Wystarczyło jedno spojrzenie policyjnych wywiadowców, aby rozpoznać poszukiwanego nakazem doprowadzenia do zakładu karnego, 32-letniego otwocczanina, który pojawił się w rejonie szpitala przy ulicy Batorego. Podjęta przez niego próba ucieczki okazała się całkowicie nieskuteczna. Wywiadowcy dogonili mężczyznę i dopełnili formalności związanych z jego osadzeniem w celi policyjnego aresztu. Przy poszukiwanym znaleziono jeszcze porcję amfetaminy.

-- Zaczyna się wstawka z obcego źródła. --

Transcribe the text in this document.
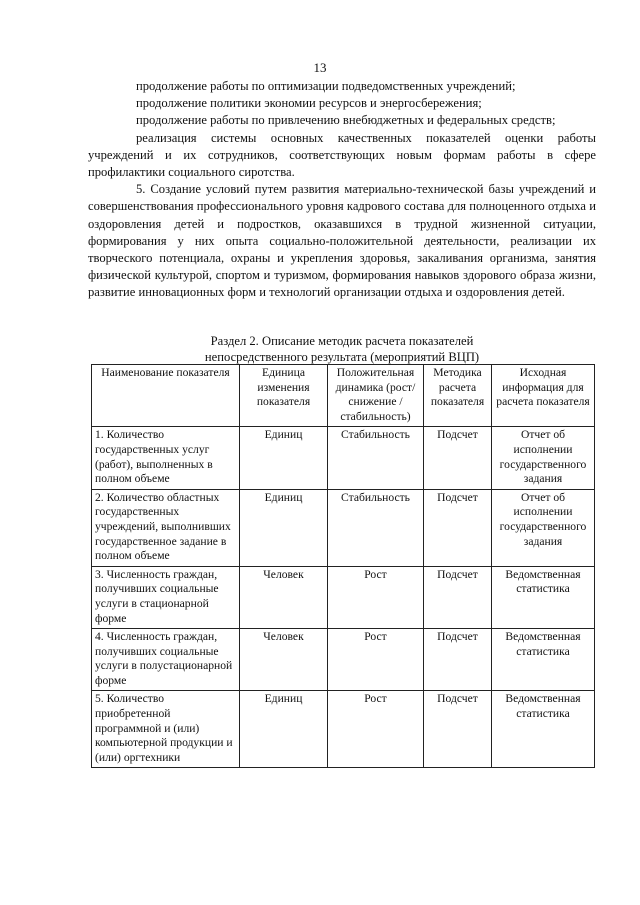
13

продолжение работы по оптимизации подведомственных учреждений;

продолжение политики экономии ресурсов и энергосбережения;

продолжение работы по привлечению внебюджетных и федеральных средств;

реализация системы основных качественных показателей оценки работы учреждений и их сотрудников, соответствующих новым формам работы в сфере профилактики социального сиротства.

5. Создание условий путем развития материально-технической базы учреждений и совершенствования профессионального уровня кадрового состава для полноценного отдыха и оздоровления детей и подростков, оказавшихся в трудной жизненной ситуации, формирования у них опыта социально-положительной деятельности, реализации их творческого потенциала, охраны и укрепления здоровья, закаливания организма, занятия физической культурой, спортом и туризмом, формирования навыков здорового образа жизни, развитие инновационных форм и технологий организации отдыха и оздоровления детей.

Раздел 2. Описание методик расчета показателей
непосредственного результата (мероприятий ВЦП)
Наименование показателя	Единица изменения показателя	Положительная динамика (рост/снижение /стабильность)	Методика расчета показателя	Исходная информация для расчета показателя
1. Количество государственных услуг (работ), выполненных в полном объеме	Единиц	Стабильность	Подсчет	Отчет об исполнении государственного задания
2. Количество областных государственных учреждений, выполнивших государственное задание в полном объеме	Единиц	Стабильность	Подсчет	Отчет об исполнении государственного задания
3. Численность граждан, получивших социальные услуги в стационарной форме	Человек	Рост	Подсчет	Ведомственная статистика
4. Численность граждан, получивших социальные услуги в полустационарной форме	Человек	Рост	Подсчет	Ведомственная статистика
5. Количество приобретенной программной и (или) компьютерной продукции и (или) оргтехники	Единиц	Рост	Подсчет	Ведомственная статистика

Po tym jak usłyszał zarzut karny naruszenia przepisów zabraniających posiadania narkotyków, 32-latek został odkonwojowany do zakładu karnego.

Policyjni wywiadowcy z wydziału prewencji późnym wieczorem patrolowali rejon szpitala przy ulicy Batorego w Otwocku. W pewnej chwili zauważyli mężczyznę idącego w rejonie placówki medycznej, którego od razu rozpoznali. Był to 32-letni otwocczanin, poszukiwany do odbycia kary pozbawienia wolności.

Kiedy wywiadowcy zatrzymali radiowóz, aby podjąć interwencję, to poszukiwany rzucił się do ucieczki. Policjanci ruszyli za nim i po przebiegnięciu kilkudziesięciu metrów, obezwładnili i założyli kajdanki.

Wywiadowcy dokładnie skontrolowali odzież i plecak mężczyzny, odnajdując w nim zawiniątko, a w nim biały proszek. Weryfikacja przeprowadzona przy użyciu testera, wykazała, że jest to amfetamina.

Zanim poszukiwany trafił do miejsca docelowego, czyli do więzienia, to dochodzeniowcy przedstawili mu zarzut posiadania narkotyków wbrew przepisom ustawy o przeciwdziałaniu narkomanii. 32-latek przyznał się i poddał karze.

Po zakończonych czynnościach procesowych, mężczyznę odkonwojowano do zakładu karnego, w którym spędzi prawie 3 miesiące, na mocy wyroku skazującego, wydanego przez otwocki sąd.